Established with the support of The Andy Warhol Foundation for the Visual Arts, The Velocity Fund is one of 12 Regional Regranting programs launched by the foundation to fund “under-the-radar artistic activity” by partnering with leading cultural institutions in cities across the nation where the level of self-organized artistic activity is the highest. The Velocity Fund is the first Warhol Foundation-supported regional re-granting program in Pennsylvania, and only the second on the East Coast between Maine and Florida.

Applications were reviewed by a distinguished panel of arts administrators and curators: Courtney Fink, co-founder and executive director of Common Field; Margot Norton, curator at the New Museum in New York City; and Philadelphia-based independent curator Blake Bradford.

“The decision-making process was a difficult one for our panelists, with so many fantastic and and diverse projects vying for a limited number of grants,” said Robert Blackson, director of Temple Contemporary. “The quantity of applications and the quality of the artists seeking funding proved that Philadelphia has an extraordinarily rich and vibrant artistic community. It also demonstrated the urgent need for direct funding for artists—especially at a time when federal funding for artists has declined sharply. I can’t wait to see what these artists create.”

Blackson noted that the grantees represent the types of artists that the Andy Warhol Foundation for the Visual Arts’ Regional Regranting programs most seek to reach: professional visual artists working in informal, non-incorporated collectives on projects with the broadest possible range of public outcomes, including websites, books, performances, screenings and more.

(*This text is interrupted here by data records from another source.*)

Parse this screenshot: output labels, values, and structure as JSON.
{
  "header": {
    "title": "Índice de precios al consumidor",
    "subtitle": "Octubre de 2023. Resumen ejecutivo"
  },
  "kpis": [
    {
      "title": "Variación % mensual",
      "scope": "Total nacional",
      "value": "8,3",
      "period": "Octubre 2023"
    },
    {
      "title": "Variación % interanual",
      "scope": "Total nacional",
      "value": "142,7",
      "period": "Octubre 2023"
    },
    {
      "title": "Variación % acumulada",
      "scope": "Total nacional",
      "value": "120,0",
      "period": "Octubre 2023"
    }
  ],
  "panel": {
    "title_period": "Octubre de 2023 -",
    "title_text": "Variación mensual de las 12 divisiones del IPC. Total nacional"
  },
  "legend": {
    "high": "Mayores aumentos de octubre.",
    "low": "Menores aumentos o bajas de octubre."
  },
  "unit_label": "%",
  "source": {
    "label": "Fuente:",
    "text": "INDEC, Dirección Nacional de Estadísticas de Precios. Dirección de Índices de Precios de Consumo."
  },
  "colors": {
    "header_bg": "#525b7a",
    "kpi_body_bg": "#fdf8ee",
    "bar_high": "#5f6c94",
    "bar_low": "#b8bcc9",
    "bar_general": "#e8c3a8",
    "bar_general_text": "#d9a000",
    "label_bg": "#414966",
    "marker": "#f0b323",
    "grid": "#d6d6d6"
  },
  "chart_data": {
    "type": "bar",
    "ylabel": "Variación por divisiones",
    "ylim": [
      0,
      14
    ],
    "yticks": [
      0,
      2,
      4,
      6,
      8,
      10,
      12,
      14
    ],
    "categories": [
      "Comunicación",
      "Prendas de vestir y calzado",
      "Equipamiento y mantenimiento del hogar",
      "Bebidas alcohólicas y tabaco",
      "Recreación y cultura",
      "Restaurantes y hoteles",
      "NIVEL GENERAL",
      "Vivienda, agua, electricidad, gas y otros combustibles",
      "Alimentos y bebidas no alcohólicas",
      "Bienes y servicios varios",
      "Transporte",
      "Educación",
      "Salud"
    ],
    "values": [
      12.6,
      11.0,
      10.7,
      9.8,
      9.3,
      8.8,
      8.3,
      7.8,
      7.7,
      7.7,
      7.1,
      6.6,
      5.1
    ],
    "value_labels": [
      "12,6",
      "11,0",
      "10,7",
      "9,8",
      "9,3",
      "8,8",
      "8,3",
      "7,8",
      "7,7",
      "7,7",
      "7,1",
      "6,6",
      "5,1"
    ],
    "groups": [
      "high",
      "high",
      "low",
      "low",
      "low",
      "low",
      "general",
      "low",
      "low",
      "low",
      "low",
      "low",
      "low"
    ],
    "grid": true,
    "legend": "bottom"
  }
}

The public is invited to celebrate the inaugural class of Velocity Fund grantees at a ceremony on September 11 at 6 p.m. at Temple Contemporary in the Tyler School of Art at Temple University’s Main Campus (2001 N. 13th Street, Philadelphia, PA 19118).

More about Temple Contemporary

Temple Contemporary creatively re-imagines the social function of art. This mission is guided by a 35-member advisory council representing a broad spectrum of Philadelphia residents, including high-school students of color in our North Philadelphia neighborhood, faculty and students at Temple University and civic leaders such as nurses, public historians and block captains. Collaborating with these advisors has centered our position of creative public service and has necessitated a fundamental philosophical shift for the organization to recognize social engagement as the determining factor of our programming. This shift necessitates a foregrounding of curatorial accountability, reciprocity and exchange that forms the basis of Temple Contemporary’s social life and, by extension, our values. Our recent work has included Funeral for a Home, Symphony for a Broken Orchestra and coming this fall, 1000 Ways to Listen.